In such a dilemma, what can a Catholic do? Here the authors draw on Ernst Jünger and his archetype of the Waldgänger (literally, “one who goes into the forest”). The Waldgänger is a combination of rebel, outlaw, and anarchist. Such a man asserts the truth in a dishonest world. The price of his personal integrity is exclusion from that world and immersion in the figurative forest. Valli emphasizes that the Waldgänger is not fleeing, but making a manly choice of resistance, “when by now it is clear that the institution has taken the path of betrayal and apostasy.”

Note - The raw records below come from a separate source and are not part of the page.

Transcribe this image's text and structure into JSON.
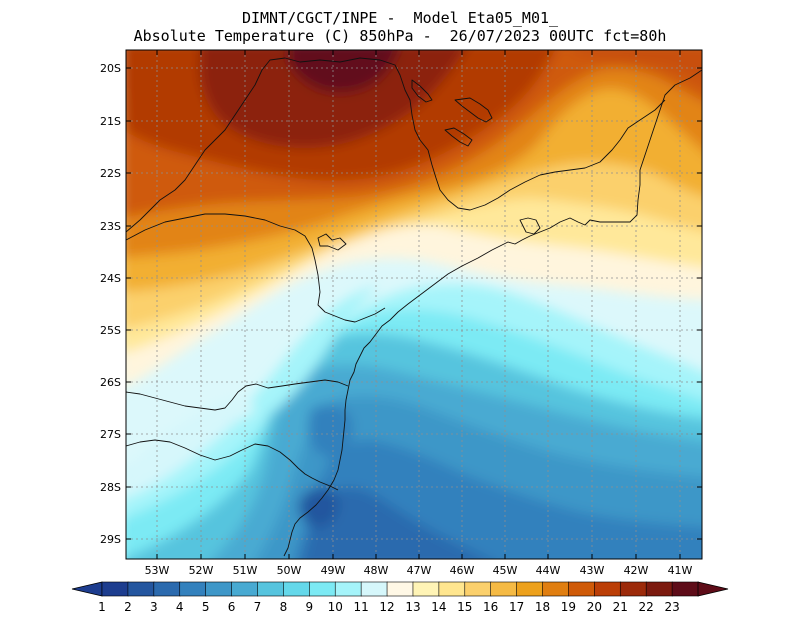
{
  "title": {
    "line1": "DIMNT/CGCT/INPE -  Model Eta05_M01_",
    "line2": "Absolute Temperature (C) 850hPa -  26/07/2023 00UTC fct=80h"
  },
  "axes": {
    "lat_labels": [
      "20S",
      "21S",
      "22S",
      "23S",
      "24S",
      "25S",
      "26S",
      "27S",
      "28S",
      "29S"
    ],
    "lon_labels": [
      "53W",
      "52W",
      "51W",
      "50W",
      "49W",
      "48W",
      "47W",
      "46W",
      "45W",
      "44W",
      "43W",
      "42W",
      "41W"
    ]
  },
  "colorbar": {
    "labels": [
      "1",
      "2",
      "3",
      "4",
      "5",
      "6",
      "7",
      "8",
      "9",
      "10",
      "11",
      "12",
      "13",
      "14",
      "15",
      "16",
      "17",
      "18",
      "19",
      "20",
      "21",
      "22",
      "23"
    ],
    "colors": [
      "#1d3d8f",
      "#24569f",
      "#2b6aae",
      "#3381bd",
      "#3e97c8",
      "#48aad2",
      "#56c4de",
      "#64d8ea",
      "#7ceaf4",
      "#a5f4fa",
      "#d6f7fb",
      "#fff8e6",
      "#fff4b6",
      "#ffe68f",
      "#fbd06c",
      "#f5ba44",
      "#eda11c",
      "#e07e10",
      "#cf5a08",
      "#bb3e06",
      "#9c2a0a",
      "#7c1a0f",
      "#5e0c18"
    ],
    "under_color": "#1d3d8f",
    "over_color": "#5e0c18"
  }
}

Valli does not at all see himself leaving the Church. “(Going to the forest)does not mean in my case abandoning the Church, but rather is a cultural attitude, by which everything coming from the summit of today’s Church, dominated by a humanitarianism which is confounded with that of the Masons, is decisively denounced, rejected, and refuted.“ Do we not see here some similarities with Rod Dreher’s Benedict Option and – even more so – his Live not by Lies? And does not the latter title in turn remind us of Solzhenitsyn and his colossal solitary struggle? We should also remember that Ernst Jünger became a Catholic a year or so before his death (at age 102)….
Aurelio Porfiri ends Twilight by quoting Joseph Ratzinger: a small rest (of Catholics) will remain, perhaps like those Japanese of the past, who lived their faith far from the (institutional ) Church but without separating from her. So, Porfiri concludes, while we cannot say that a paradigm shift has happened in the Church it is taking place in ourselves, in those of us “who take seriously the promises of the Man from Nazareth and sit here in the twilight, dispelling the darkness with confused actions while waiting for the dawn.”